The placebo effect - Thoughts & Language

30-Second Psychology: The 50 Most Thought-provoking Psychology Theories, Each Explained in Half a Minute - Christian Jarrett 2011

The placebo effect
Thoughts & Language

Expectations and context play an important role in how we respond to illness and in the effect that treatments have on us. The US anaesthesiologist Henry Beecher noticed this during the Second World War. Injured troops awaiting their return home displayed far less pain than usual. The reason, Beecher surmised, was that their injuries had come to signify a positive outcome. Similarly, the placebo effect is the benefit that arises from merely expecting a treatment will be beneficial. In drug trials, pharmaceutical companies have to test their products against inert sugar pills to show that any benefit is more than just the placebo effect. Some drugs, such as diazepam (for treating anxiety), are more powerful than placebo but only if the patient is told what the drug is for — in other words, the drug acts as a placebo amplifier. Similarly, morphine is less effective if the patient is unaware they are receiving it. The placebo effect is not ’all in the mind’. In the context of pain it works via the release of the brain’s own inbuilt painkillers — the opioids. If the brain’s opioid receptors are blocked with a drug called naloxone, the placebo effect disappears.

3-SECOND PSYCHE

The mere expectation that a treatment will make you better is enough to set in train beneficial physiological processes in the brain and body.

3-MINUTE ANALYSIS

The placebo effect has an evil twin known as the nocebo effect. This is when the expectation of harm or pain becomes a self-fulfilling prophesy, even in the absence of any known physical effect.

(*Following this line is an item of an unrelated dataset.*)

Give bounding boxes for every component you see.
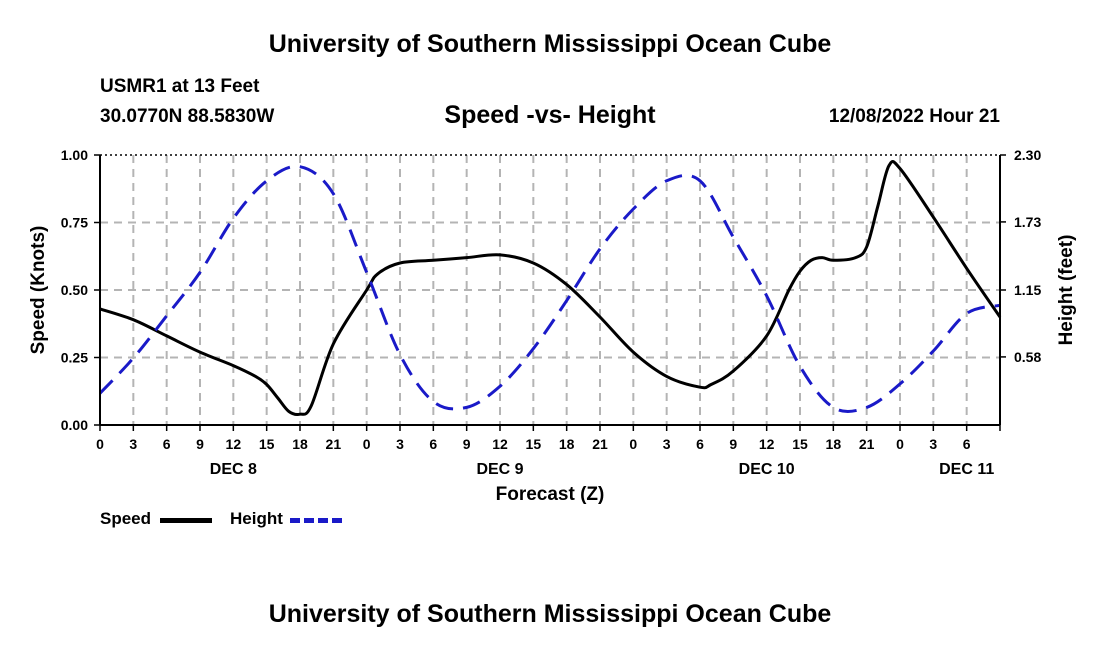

One candidate for the nocebo effect is the discomfort some people report experiencing after using mobile phones. Scientists have failed to identify a physical cause, so it’s possible the adverse effects are caused by negative beliefs about the technology.

RELATED THEORIES

POSITIVE PSYCHOLOGY

STEREOTYPE THREAT

3-SECOND BIOGRAPHY

HENRY BEECHER

1904—1976

30-SECOND TEXT

Christian Jarrett

Image

Even the colour of a pill can influence its effectiveness. Stimulants are more effective if they’re red, sedatives work better when they’re blue.